I want Sanders to fight to the very end, championing causes that other politicians consider toxic. I sincerely hope his campaign does not get lost in the weeds while looking for their next bully, real or imagined, to reinforce their grassroots ethos. There is a fine line between an underdog and a natural born loser. Sanders would do well to tend him own garden in this regard. If he feels the deck is stacked against him, then direct combat with Clinton is a failed exercise. Carving out the moral high ground and establishing a platform that Clinton will have no hope of matching while she remains tied to Wall Street and larger-interest donors is much more effective, as well as cleaner.
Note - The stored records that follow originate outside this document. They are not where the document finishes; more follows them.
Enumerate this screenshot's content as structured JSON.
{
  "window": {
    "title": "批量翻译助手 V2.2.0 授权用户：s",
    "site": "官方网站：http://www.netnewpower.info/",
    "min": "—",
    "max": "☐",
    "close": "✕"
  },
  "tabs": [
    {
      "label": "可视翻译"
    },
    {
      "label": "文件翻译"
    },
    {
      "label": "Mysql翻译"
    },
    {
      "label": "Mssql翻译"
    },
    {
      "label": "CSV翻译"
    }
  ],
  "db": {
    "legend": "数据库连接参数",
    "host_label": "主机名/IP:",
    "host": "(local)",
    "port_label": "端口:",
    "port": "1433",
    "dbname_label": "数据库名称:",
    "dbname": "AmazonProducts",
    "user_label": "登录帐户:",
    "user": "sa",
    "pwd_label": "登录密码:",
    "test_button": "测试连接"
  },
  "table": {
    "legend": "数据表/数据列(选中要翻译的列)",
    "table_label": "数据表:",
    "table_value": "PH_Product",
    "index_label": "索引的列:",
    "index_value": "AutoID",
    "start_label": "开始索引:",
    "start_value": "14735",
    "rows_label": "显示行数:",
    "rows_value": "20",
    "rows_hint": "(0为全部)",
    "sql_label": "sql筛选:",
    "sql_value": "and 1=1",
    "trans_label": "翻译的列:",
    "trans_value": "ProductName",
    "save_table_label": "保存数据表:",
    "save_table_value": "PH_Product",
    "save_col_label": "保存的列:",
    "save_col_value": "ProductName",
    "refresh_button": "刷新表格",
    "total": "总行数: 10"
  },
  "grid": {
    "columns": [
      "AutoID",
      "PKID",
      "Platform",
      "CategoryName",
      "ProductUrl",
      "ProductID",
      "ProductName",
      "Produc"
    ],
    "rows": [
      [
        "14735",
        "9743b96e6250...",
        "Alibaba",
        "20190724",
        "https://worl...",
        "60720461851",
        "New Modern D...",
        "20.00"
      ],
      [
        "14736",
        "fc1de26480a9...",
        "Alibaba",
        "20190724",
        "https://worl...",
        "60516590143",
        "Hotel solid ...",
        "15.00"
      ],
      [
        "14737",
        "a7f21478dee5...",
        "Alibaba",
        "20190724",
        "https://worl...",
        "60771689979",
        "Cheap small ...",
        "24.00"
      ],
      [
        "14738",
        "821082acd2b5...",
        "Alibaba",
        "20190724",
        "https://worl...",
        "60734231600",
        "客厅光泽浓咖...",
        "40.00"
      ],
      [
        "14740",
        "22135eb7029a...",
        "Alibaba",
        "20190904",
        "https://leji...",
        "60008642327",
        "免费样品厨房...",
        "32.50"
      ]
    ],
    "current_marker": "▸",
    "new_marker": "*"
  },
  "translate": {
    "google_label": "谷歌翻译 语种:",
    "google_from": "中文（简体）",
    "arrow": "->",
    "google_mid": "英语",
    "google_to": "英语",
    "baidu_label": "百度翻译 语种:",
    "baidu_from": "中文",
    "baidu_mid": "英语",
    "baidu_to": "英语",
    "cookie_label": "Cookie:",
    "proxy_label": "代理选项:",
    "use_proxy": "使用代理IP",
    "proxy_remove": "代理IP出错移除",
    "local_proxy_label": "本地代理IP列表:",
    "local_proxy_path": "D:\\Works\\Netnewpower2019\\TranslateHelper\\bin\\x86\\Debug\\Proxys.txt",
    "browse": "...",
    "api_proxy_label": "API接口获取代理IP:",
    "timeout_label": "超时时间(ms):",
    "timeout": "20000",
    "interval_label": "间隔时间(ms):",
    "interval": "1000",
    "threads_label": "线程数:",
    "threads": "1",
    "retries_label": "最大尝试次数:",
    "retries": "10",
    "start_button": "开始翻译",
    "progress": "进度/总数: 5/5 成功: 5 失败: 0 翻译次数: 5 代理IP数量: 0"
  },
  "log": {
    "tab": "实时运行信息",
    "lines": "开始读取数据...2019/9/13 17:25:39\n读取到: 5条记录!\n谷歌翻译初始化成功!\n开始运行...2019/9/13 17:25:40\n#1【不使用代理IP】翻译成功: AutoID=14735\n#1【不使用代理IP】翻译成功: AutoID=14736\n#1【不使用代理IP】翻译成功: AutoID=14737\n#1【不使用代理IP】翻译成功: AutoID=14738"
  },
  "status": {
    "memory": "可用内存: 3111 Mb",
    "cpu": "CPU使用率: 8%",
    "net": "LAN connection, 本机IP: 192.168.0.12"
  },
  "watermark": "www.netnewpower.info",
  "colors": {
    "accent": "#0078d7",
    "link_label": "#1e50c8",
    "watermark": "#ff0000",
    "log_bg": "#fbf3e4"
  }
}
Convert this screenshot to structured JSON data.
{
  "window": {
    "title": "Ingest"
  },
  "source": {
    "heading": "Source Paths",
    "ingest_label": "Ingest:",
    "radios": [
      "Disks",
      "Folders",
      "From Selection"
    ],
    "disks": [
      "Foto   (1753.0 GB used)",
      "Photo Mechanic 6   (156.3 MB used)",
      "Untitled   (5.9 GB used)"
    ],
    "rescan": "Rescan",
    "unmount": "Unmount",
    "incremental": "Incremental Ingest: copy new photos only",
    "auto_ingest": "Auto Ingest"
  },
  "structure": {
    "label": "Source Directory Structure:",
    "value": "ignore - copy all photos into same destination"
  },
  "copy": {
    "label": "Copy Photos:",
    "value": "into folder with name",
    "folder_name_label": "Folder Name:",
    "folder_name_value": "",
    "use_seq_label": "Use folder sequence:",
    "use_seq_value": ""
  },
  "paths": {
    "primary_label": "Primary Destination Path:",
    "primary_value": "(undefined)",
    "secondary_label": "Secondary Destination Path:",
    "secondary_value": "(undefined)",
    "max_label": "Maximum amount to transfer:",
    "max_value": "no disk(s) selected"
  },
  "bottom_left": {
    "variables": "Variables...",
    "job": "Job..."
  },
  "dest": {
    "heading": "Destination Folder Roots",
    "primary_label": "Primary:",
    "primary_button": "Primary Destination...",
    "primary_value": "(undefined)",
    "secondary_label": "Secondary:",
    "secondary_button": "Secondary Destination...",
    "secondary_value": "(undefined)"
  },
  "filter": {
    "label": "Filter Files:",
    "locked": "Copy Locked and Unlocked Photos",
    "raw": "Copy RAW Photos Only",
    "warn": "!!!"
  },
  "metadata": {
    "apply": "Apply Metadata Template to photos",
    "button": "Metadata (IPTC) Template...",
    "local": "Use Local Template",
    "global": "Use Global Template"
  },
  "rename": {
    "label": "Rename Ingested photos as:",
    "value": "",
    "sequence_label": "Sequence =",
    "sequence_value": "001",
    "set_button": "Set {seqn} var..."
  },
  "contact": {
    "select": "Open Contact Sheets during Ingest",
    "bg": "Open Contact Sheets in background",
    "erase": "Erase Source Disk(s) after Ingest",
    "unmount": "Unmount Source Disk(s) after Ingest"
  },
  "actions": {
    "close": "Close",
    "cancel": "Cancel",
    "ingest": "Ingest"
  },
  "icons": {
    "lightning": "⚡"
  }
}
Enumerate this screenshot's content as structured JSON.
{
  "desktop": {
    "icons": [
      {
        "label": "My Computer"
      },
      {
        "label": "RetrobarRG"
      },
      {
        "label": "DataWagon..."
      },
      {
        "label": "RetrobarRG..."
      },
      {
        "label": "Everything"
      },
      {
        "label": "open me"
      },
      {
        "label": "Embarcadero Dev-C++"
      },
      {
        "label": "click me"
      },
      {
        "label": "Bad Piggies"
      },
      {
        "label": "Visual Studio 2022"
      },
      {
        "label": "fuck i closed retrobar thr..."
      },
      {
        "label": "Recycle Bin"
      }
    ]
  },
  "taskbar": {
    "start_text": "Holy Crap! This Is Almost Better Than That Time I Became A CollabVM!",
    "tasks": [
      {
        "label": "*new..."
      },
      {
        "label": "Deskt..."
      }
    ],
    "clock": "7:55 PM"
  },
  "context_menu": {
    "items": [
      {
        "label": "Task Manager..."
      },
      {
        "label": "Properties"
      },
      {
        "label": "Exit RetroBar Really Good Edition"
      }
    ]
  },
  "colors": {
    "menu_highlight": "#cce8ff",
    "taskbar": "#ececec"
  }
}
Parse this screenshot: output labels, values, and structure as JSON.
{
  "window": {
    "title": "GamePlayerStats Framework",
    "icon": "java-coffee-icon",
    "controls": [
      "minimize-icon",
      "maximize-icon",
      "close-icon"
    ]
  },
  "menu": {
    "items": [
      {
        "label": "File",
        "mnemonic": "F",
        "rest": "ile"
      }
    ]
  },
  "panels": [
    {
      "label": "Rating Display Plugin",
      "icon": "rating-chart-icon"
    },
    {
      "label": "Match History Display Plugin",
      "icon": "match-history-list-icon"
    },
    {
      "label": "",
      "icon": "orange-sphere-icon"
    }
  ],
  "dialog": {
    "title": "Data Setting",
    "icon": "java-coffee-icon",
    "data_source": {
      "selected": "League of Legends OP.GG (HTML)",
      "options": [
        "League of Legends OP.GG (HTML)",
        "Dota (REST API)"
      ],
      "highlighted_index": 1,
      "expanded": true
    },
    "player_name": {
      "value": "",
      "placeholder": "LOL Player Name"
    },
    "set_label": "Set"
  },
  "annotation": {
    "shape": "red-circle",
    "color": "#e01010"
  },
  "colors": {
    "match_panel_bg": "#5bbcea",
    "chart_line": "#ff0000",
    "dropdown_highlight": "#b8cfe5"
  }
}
Whether or not her candidacy would serve as little more than a place holder, I feel Clinton would be the nation’s safest choice for the 2016 general election. If she gets that far I would want it to be through the will of the people, through the apparatus of democratic elections. I have no interest in crowning a May Queen. Coronations, no matter how well arraigned by tacticians like Shultz, are no substitute for transparent elections as well as the campaigns that precede them.